Icy & Superbike - smanettoni.netIn pista abbiamo riscontrato che il cambio è forse il vero tallone d’Achille di queste moto, veramente duro da azionare, nella guida su strada non vi darà problemi, ma quando gli chiederete qualcosa di piu’, mostrerà i suoi limiti in quanto a precisione e velocità:impuntamenti o sfollate  sono da mettere in conto nella guida tra i cordoli.  

 

 

Su strada

Una leggerissima pressione al pulsantino dello START e il grosso bicilindrico prende vita annunciandosi con maschi e caratteristici scuotimenti… Il tutto farebbe pensare a chissà quali vibrazioni in marcia ed in vece così non è. Grazie all’efficacia del sistema Uniplanar in marcia si gode di un confort degno di tal nome. Buona la risposta delle sospensioni tra le mille insidie delle starde cittadine ma l’esaltazione della sua ragion d’essere avviene sui passi e nel misto medio stretto fuori città ove la sveltissima ciclistica si realizza accompagnando il pilota per mano in un ottovolante senza fine.

Il motore alle basse andature fa sentire la sua calorosa presenza senza però diventare eccessivamente fastidioso. Nel traffico cittadino poi la notevole “compattezza” è una mano santa per svicolare in scioltezza, solo il leggero effetto ON/OFF che si avverte a bassissimi giri disturbano un po’ costringendo ad usare il cambio più del necessario.

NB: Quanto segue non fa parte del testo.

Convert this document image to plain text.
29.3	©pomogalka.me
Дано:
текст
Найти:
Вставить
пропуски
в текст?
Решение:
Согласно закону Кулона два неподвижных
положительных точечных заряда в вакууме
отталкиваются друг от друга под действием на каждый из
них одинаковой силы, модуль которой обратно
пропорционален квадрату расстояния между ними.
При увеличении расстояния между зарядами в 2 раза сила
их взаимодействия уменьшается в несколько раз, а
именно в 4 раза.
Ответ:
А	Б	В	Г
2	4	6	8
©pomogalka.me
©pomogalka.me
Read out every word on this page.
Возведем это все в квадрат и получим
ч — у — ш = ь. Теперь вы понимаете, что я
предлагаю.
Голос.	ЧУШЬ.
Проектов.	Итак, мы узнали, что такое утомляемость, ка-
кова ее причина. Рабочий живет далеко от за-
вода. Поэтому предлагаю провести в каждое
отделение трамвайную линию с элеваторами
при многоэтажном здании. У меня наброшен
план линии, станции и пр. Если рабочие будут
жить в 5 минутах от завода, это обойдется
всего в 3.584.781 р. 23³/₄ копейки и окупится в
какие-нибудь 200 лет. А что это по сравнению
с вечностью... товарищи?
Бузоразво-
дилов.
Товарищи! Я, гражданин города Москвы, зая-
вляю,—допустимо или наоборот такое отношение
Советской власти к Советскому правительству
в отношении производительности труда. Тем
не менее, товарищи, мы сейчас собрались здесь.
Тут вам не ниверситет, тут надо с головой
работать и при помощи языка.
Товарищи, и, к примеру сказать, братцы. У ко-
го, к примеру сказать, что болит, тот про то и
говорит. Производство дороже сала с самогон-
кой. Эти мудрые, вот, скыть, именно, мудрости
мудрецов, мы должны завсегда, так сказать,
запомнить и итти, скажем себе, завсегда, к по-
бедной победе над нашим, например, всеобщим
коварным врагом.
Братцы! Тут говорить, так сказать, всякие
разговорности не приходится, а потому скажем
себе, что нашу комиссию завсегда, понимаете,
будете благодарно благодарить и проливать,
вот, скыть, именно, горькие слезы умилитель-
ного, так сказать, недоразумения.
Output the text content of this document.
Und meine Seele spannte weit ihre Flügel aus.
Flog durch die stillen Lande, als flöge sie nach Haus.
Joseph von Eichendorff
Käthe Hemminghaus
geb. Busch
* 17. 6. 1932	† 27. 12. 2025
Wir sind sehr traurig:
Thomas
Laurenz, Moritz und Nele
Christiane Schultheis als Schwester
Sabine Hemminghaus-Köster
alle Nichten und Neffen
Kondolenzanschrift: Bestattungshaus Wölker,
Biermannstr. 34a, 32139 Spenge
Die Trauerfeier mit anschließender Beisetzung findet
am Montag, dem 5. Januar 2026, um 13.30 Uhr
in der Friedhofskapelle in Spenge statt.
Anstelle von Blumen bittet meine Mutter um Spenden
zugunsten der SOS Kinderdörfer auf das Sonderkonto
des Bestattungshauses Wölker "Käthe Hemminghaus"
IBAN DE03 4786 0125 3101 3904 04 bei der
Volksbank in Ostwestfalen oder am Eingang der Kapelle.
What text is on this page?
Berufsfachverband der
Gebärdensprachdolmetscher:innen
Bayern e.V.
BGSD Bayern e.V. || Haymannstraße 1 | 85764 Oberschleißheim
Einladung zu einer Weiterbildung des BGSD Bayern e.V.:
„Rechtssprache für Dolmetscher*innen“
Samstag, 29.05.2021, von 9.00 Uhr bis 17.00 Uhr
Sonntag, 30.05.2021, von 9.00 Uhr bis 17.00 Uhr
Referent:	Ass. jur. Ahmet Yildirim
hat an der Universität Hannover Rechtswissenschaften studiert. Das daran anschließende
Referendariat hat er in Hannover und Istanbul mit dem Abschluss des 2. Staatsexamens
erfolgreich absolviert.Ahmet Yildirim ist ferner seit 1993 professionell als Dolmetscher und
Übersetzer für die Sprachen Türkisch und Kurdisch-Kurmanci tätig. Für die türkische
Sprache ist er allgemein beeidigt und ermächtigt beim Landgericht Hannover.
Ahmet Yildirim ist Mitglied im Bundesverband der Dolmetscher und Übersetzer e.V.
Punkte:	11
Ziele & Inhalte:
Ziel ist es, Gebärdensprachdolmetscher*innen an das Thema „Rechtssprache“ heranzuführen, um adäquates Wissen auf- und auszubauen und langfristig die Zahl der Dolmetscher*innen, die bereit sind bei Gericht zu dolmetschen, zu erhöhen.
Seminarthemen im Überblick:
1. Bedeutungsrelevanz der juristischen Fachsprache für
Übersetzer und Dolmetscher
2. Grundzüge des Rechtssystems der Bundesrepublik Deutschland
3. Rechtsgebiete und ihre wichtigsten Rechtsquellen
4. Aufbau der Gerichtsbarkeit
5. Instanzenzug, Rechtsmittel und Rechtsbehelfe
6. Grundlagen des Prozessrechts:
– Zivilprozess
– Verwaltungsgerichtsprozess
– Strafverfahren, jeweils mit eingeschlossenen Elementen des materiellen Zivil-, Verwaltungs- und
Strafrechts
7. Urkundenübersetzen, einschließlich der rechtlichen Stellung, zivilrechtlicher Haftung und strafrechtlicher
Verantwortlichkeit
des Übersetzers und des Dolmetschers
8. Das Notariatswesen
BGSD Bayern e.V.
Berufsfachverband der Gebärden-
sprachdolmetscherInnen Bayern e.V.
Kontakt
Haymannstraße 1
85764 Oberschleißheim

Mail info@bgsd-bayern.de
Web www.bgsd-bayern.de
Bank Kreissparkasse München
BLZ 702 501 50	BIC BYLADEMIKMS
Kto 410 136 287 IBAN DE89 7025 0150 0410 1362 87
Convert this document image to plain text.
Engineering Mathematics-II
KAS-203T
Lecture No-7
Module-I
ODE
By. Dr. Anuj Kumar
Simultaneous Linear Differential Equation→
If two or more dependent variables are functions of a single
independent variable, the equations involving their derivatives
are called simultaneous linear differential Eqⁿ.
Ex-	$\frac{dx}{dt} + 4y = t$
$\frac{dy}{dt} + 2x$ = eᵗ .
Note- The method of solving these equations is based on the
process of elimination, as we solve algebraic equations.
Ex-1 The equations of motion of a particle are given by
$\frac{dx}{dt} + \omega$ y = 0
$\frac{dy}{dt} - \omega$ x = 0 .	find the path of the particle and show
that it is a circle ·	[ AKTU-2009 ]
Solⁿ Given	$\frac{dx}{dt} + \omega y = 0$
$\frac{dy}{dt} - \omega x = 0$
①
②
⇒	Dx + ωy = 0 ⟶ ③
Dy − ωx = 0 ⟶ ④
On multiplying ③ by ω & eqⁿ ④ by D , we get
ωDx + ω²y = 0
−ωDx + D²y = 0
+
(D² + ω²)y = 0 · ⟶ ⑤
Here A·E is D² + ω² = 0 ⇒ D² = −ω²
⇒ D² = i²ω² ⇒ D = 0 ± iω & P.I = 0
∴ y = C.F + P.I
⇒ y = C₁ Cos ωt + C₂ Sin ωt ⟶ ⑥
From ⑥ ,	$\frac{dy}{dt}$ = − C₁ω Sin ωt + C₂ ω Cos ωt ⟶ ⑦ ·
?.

Una volta “lanciata” però tutto magicamente cambia acquistando un comportamento così “armonico” da incantare e che invoglia ad aumentare il ritmo. Quando si esagera però un paio di sane sbacchettate di sterzo (gestibilissime) riportano a più miti consigli… Sbacchettate eliminabili installando un ammortizzatore di sterzo ma, personalmente, non lo farei… Le Buell nascono così, piccole, agilissime…

 

Anche la ridotta protezione aerodinamica è studiata e voluta… Queste non son moto per viaggi veloci ma mezzi fatti per interagire al massimo con un percorso curva su curva, poca velocità ma grandi inclinazioni... La posizione di guida in sella è appunto progettata ad hoc per una guida tremendamente efficace e poco stressante in questi frangenti.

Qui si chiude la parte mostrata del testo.